Re: [PATCH 2/2] Revert "mm, thp: restore node-local hugepage allocations"

From: David Rientjes
Date: Fri Jun 21 2019 - 17:16:47 EST


On Thu, 6 Jun 2019, David Rientjes wrote:

> The idea that I had was snipped from this, however, and it would be nice
> to get some feedback on it: I've suggested that direct reclaim for the
> purposes of hugepage allocation on the local node is never worthwhile
> unless and until memory compaction can both capture that page to use (not
> rely on the freeing scanner to find it) and that migration of a number of
> pages would eventually result in the ability to free a pageblock.
>
> I'm hoping that we can all agree to that because otherwise it leads us
> down a bad road if reclaim is doing pointless work (freeing scanner can't
> find it or it gets allocated again before it can find it) or compaction
> can't make progress as a result of it (even though we can migrate, it
> still won't free a pageblock).
>
> In the interim, I think we should suppress direct reclaim entirely for
> thp allocations, regardless of enabled=always or MADV_HUGEPAGE because it
> cannot be proven that the reclaim work is beneficial and I believe it
> results in the swap storms that are being reported.
>
> Any disagreements so far?
>
> Furthermore, if we can agree to that, memory compaction when allocating a
> transparent hugepage fails for different reasons, one of which is because
> we fail watermark checks because we lack migration targets. This is
> normally what leads to direct reclaim. Compaction is *supposed* to return
> COMPACT_SKIPPED for this but that's overloaded as well: it happens when we
> fail extfrag_threshold checks and wheng gfp flags doesn't allow it.
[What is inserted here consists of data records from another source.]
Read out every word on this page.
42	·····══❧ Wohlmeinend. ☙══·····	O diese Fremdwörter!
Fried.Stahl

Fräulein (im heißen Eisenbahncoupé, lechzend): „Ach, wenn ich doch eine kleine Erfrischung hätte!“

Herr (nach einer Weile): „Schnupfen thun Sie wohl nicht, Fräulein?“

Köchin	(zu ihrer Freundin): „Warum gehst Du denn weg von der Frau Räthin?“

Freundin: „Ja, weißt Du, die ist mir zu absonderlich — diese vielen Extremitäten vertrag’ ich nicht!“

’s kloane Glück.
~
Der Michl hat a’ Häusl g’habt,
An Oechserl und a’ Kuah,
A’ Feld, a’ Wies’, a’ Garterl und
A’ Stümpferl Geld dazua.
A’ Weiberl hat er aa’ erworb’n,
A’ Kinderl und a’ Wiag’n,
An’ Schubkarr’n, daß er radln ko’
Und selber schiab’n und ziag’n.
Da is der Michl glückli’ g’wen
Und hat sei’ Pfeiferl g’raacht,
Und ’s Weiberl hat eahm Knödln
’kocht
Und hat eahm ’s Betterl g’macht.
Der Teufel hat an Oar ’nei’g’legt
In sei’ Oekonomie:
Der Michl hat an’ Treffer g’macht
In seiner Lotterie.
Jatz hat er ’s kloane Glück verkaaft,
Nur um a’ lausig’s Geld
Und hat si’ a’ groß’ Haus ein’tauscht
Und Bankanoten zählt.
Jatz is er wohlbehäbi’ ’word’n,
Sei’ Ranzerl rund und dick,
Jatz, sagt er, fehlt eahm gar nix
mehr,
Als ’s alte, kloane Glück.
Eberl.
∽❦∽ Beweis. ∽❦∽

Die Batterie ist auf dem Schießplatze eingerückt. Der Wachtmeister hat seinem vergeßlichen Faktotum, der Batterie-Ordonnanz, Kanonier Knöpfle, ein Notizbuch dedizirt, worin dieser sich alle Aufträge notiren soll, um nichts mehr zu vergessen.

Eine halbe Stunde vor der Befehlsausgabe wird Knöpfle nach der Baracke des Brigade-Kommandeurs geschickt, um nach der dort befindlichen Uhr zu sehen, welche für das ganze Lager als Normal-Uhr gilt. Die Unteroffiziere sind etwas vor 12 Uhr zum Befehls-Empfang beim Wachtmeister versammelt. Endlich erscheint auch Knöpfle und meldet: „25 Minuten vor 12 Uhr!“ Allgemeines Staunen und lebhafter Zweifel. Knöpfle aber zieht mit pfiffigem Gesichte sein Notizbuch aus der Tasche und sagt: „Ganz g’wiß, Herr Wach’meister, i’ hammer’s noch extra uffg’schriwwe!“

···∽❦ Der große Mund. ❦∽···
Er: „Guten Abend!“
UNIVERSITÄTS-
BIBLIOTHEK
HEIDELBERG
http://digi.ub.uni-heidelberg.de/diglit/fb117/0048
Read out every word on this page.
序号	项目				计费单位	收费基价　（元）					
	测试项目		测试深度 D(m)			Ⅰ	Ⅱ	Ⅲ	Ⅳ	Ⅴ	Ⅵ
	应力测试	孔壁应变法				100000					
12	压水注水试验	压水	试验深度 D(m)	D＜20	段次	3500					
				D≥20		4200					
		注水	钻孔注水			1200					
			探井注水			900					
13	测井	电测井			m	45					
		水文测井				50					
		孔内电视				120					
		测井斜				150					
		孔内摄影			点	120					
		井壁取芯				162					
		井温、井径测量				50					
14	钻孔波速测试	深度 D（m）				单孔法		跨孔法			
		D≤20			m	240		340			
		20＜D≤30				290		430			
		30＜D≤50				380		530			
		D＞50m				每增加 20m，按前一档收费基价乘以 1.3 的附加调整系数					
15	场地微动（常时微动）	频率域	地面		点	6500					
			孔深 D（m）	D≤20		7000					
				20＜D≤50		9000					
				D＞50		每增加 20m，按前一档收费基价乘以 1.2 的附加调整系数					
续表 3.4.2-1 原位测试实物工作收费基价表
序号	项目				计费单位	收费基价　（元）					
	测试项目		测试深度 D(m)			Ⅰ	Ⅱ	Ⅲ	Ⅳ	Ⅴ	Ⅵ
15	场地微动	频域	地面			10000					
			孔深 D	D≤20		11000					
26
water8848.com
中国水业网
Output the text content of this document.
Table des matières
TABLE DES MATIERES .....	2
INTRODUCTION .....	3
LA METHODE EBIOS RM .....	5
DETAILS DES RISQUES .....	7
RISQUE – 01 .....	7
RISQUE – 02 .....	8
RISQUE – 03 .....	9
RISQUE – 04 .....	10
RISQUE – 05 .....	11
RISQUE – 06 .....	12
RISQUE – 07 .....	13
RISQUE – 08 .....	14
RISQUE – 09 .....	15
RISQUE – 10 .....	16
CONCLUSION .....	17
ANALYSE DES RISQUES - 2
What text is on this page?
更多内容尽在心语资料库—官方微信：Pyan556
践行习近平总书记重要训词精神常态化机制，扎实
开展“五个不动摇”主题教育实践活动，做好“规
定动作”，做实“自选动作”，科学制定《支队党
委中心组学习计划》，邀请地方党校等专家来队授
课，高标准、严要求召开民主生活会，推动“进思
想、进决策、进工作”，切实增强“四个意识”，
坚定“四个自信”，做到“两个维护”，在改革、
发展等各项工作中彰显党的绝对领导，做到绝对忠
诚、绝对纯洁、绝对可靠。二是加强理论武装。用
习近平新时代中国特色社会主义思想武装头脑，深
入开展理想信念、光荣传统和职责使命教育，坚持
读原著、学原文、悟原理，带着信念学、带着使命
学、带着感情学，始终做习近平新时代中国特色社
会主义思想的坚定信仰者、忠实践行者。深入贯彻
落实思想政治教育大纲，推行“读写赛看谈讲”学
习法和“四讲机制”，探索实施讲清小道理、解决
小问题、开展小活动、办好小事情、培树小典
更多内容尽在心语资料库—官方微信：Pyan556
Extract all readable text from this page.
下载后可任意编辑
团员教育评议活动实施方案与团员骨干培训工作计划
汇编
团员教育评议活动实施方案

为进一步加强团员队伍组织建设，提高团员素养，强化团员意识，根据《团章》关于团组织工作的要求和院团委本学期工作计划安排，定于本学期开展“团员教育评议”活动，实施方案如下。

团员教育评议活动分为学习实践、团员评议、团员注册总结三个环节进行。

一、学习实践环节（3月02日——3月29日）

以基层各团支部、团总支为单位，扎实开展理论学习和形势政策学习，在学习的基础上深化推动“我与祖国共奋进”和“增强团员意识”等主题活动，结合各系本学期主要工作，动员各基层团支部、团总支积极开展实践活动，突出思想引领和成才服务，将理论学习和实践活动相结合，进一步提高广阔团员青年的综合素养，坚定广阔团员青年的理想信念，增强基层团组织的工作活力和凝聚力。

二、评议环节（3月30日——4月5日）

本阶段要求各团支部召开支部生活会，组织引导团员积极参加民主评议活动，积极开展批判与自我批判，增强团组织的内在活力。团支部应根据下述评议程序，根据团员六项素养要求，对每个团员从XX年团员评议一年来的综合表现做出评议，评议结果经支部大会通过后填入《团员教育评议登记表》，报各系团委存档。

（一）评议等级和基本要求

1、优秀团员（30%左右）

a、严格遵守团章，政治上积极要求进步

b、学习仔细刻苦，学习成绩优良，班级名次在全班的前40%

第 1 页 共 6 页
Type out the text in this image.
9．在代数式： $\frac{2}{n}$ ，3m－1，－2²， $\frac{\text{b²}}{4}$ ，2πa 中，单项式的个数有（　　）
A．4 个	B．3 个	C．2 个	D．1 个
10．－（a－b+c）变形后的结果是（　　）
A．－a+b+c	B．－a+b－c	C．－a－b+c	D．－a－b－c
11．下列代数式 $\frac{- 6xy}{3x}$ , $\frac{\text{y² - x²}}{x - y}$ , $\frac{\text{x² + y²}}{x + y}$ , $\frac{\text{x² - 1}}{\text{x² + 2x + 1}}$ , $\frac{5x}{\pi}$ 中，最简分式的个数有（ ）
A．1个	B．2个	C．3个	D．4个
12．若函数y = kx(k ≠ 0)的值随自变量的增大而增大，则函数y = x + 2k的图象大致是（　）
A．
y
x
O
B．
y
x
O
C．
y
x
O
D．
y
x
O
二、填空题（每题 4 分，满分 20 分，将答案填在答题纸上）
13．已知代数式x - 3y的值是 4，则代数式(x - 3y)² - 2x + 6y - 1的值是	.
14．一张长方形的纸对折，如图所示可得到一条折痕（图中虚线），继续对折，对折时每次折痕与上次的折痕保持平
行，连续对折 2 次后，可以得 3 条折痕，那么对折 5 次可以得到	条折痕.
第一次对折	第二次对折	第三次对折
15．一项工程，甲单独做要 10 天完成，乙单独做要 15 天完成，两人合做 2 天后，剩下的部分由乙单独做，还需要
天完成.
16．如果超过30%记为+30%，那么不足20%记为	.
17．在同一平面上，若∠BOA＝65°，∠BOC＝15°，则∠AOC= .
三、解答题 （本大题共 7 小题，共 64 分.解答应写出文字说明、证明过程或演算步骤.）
The
> former matters for thp.
>
> So my proposed change would be:
> - give the page allocator a consistent indicator that compaction failed
> because we are low on memory (make COMPACT_SKIPPED really mean this),
> - if we get this in the page allocator and we are allocating thp, fail,
> reclaim is unlikely to help here and is much more likely to be
> disruptive
> - we could retry compaction if we haven't scanned all memory and
> were contended,
> - if the hugepage allocation fails, have thp check watermarks for order-0
> pages without any padding,
> - if watermarks succeed, fail the thp allocation: we can't allocate
> because of fragmentation and it's better to return node local memory,
> - if watermarks fail, a follow up allocation of the pte will likely also
> fail, so thp retries the allocation with a cleared __GFP_THISNODE.
>
> This doesn't sound very invasive and I'll code it up if it will be tested.
>

Following up on this since there has been no activity in a week, I am
happy to prototype this. Andrea, would you be able to test a patch once
it is ready for you to try?